A selection of six stories – including Hansel and Gretel, Cinderella and Rumpelstiltskin – are available to view online. Directed as stand-alone pieces, but designed to complement each other, these Grimm Tales may be reworked for a modern audience, but they are still recognisably the Grimm Brothers’ work. With a cultural impact on literature, film and television, the sense of macabre has not been lost in the edit.
Reading Rumpelstiltskin, Le Gateau Chocolat is warm and engaging, making them a natural storyteller. A hapless miller’s daughter is trapped into performing an impossible task – turn straw into gold or face execution. It is only with Rumpelstiltskin’s help that she survives. Her gratitude ends with her making a promise she cannot keep. Le Gateau transforms for the latter sequence into a vision of gold sequins. This is a fabulous start to the series – and the campaign for a Le Gateau and CBeebies collaboration starts right here.
The series, whilst featuring the big hitters, also drops in less familiar titles. The Devil with the Three Golden Hairs (read by Colin Morgan) is a leisurely tale of a lucky boy, defying the odds. It is full of humour – Morgan finds that readily – as the boy makes a journey to the Underworld. He must pluck three golden hairs from the head of the Devil. It turns out, even in Hell, no-one can resist a good story.
Pullman teases out the Grimm Brothers’ social commentary – these stories look at the extremes of poverty and wealth. Children are purchased for a sack of gold; others are walked into the depth of a forest because there is not enough food to keep them. In Hansel and Gretel, reader Nadia Albina reminds us that is the stepmother who wants the children gone. Their father, easily cowed, agrees. As the children are abandoned to the forest, Gretel cries out for God to help them. The bonds of civility – family, society, religion – fall away as the children fend for themselves.
Grimm Tales also offers an opportunity to re-examine our favourites. In her reading of Cinderella, Cecilia Noble gently takes us through the narrative. We quickly learn that the version in our heads is an amalgamation of cartoons and heavily altered children’s books. In order to fit into the glass slipper, the Evil Stepsisters hack away at their feet with a knife. Even as Cinderella heads down the aisle, the Grimms have one last trick. This is a far bloodier resolution than Disney’s singing bluebirds would have you believe. Philip Pullman has, importantly, ensured that the stories have lost none of their capacity for grossness – and it will keep older children hanging on every word.

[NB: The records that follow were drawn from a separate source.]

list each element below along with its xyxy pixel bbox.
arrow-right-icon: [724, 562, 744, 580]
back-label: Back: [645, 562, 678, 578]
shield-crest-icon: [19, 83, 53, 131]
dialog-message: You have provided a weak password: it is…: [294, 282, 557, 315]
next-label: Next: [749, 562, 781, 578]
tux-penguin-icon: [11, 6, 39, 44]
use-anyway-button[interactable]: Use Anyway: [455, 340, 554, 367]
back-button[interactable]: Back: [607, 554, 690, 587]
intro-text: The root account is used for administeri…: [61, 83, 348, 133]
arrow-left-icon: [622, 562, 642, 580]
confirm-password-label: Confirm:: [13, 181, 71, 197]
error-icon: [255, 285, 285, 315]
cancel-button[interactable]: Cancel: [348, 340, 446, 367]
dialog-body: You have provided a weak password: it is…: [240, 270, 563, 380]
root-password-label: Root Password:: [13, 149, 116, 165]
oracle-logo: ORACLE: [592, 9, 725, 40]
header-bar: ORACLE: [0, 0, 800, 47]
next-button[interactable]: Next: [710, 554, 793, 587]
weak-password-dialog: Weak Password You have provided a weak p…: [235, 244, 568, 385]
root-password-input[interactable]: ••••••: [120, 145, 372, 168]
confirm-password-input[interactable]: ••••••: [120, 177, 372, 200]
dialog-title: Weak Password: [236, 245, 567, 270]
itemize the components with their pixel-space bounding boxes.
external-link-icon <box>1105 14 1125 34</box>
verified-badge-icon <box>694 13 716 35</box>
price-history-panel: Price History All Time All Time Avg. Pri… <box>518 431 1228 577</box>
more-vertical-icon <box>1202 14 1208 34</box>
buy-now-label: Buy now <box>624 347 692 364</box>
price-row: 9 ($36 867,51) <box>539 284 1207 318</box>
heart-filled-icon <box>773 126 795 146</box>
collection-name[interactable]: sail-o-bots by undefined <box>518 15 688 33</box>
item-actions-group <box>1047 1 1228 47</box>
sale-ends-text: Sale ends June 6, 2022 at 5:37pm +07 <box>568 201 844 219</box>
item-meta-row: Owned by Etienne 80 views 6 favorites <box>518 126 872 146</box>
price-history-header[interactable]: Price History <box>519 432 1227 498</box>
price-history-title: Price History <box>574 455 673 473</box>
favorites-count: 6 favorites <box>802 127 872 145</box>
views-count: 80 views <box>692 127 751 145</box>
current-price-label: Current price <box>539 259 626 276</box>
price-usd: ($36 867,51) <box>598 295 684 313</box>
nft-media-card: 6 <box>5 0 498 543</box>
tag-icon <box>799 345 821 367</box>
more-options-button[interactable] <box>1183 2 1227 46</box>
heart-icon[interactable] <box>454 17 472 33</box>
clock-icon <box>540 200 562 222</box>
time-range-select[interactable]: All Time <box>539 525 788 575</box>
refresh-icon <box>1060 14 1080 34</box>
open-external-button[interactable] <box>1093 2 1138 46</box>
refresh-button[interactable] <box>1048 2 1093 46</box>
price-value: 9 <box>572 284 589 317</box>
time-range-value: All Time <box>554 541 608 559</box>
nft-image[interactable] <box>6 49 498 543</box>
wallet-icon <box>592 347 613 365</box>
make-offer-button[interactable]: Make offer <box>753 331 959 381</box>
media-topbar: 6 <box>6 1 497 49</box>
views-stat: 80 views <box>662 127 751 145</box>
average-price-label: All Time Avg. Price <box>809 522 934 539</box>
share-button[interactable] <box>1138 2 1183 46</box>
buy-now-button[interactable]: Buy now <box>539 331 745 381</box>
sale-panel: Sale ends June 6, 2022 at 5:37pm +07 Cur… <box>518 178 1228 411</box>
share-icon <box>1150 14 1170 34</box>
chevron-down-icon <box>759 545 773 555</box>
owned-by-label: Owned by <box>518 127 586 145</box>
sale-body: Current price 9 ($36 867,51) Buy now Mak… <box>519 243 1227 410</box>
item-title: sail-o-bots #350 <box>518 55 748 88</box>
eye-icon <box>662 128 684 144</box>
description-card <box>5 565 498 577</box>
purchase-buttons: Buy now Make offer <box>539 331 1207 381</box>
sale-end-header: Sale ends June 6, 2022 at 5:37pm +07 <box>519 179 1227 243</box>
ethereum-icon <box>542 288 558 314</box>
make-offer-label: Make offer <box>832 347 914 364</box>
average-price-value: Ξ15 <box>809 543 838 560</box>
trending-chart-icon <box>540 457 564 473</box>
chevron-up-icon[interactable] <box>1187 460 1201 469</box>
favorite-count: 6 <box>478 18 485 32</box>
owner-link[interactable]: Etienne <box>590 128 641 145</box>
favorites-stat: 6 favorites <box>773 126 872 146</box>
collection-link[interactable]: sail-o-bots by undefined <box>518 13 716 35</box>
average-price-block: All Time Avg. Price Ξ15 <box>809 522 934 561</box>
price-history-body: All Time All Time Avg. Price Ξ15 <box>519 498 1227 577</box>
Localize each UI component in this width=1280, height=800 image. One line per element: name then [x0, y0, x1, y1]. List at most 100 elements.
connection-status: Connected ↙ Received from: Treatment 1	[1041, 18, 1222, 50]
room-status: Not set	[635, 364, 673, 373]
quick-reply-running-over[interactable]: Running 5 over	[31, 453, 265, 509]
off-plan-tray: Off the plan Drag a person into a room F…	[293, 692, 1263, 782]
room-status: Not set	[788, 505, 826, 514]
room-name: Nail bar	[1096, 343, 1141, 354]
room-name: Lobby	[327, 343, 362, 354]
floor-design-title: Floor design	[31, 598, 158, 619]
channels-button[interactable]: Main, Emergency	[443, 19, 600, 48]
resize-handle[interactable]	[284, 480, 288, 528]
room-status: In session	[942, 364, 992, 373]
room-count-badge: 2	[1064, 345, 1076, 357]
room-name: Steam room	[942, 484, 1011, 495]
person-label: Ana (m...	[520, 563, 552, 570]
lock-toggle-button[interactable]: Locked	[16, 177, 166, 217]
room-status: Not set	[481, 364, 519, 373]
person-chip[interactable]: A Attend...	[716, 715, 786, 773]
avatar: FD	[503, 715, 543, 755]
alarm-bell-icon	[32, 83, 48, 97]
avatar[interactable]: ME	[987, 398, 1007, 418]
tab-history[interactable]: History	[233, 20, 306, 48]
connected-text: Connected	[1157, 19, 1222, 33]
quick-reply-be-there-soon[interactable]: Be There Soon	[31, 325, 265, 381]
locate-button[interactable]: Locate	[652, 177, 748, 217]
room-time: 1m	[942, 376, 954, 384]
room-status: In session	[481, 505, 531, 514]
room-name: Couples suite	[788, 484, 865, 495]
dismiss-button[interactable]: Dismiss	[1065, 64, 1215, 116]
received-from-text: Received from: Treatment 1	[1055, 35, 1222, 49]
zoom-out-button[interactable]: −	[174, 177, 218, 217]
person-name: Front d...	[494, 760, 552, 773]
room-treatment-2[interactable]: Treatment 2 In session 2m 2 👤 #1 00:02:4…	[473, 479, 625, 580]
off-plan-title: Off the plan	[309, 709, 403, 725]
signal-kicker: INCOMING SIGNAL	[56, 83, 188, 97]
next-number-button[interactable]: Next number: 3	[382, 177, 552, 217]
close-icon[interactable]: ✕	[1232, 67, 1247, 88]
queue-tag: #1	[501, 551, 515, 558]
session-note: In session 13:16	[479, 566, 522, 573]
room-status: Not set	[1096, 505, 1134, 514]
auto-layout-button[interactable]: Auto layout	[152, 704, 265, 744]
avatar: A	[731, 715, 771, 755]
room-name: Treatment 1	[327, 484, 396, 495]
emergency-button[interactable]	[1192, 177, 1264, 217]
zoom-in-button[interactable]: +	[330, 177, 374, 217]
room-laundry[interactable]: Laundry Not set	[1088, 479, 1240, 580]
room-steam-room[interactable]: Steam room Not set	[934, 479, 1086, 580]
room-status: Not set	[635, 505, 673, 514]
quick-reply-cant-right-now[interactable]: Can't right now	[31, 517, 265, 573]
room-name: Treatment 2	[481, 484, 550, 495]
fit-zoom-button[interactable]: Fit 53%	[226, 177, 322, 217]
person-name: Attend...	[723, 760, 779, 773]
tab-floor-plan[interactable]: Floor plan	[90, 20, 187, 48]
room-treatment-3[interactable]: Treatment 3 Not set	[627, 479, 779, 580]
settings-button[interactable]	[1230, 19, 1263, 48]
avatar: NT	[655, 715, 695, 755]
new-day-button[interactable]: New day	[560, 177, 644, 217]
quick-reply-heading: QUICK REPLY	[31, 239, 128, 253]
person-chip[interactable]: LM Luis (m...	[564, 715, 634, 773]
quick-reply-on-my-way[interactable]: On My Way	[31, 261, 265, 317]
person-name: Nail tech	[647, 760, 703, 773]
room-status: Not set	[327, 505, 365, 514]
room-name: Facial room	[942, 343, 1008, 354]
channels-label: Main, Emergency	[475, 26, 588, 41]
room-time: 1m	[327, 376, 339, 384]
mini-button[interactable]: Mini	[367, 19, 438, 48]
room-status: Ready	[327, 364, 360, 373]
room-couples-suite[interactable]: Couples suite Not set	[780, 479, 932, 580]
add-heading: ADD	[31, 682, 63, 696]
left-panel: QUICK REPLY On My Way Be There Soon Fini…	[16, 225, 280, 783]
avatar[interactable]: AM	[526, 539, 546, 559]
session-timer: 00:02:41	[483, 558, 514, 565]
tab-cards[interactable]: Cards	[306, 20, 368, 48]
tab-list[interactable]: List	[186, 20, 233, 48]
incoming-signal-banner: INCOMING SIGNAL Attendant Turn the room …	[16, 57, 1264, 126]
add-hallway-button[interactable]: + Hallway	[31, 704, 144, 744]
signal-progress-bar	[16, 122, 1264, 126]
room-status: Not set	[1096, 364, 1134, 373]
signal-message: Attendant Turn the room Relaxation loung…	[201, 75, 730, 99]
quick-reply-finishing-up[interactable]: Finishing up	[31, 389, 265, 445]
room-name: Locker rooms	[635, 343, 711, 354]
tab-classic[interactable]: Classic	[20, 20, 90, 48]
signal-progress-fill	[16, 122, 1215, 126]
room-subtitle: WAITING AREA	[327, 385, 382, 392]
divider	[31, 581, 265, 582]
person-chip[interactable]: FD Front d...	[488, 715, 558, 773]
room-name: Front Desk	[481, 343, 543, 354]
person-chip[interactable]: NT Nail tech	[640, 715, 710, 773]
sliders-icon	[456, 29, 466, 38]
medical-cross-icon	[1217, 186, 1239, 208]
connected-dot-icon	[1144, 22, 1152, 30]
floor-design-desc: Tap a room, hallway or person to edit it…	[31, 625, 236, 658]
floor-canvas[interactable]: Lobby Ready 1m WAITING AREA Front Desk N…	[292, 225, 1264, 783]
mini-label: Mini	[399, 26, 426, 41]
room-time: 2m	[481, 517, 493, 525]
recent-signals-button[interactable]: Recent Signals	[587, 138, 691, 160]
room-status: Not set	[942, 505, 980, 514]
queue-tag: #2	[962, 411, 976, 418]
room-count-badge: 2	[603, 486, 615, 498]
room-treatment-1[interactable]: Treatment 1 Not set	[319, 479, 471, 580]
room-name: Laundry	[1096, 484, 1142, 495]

This is a project where every component part has come together. The editorial choices by Pullman, the lightness of touch used by the directors – the Grimm legacy is handled with confidence throughout, and as a result, the story-telling has a clarity and sense of purpose. With a wonderfully atmospheric soundtrack from Jon McLeod, Grimm Tales allow the stories to draw us into another world. The readers guide us, with warmth and wit, encouraging us to go further into the dark heart of fiction. Deeper into the woods.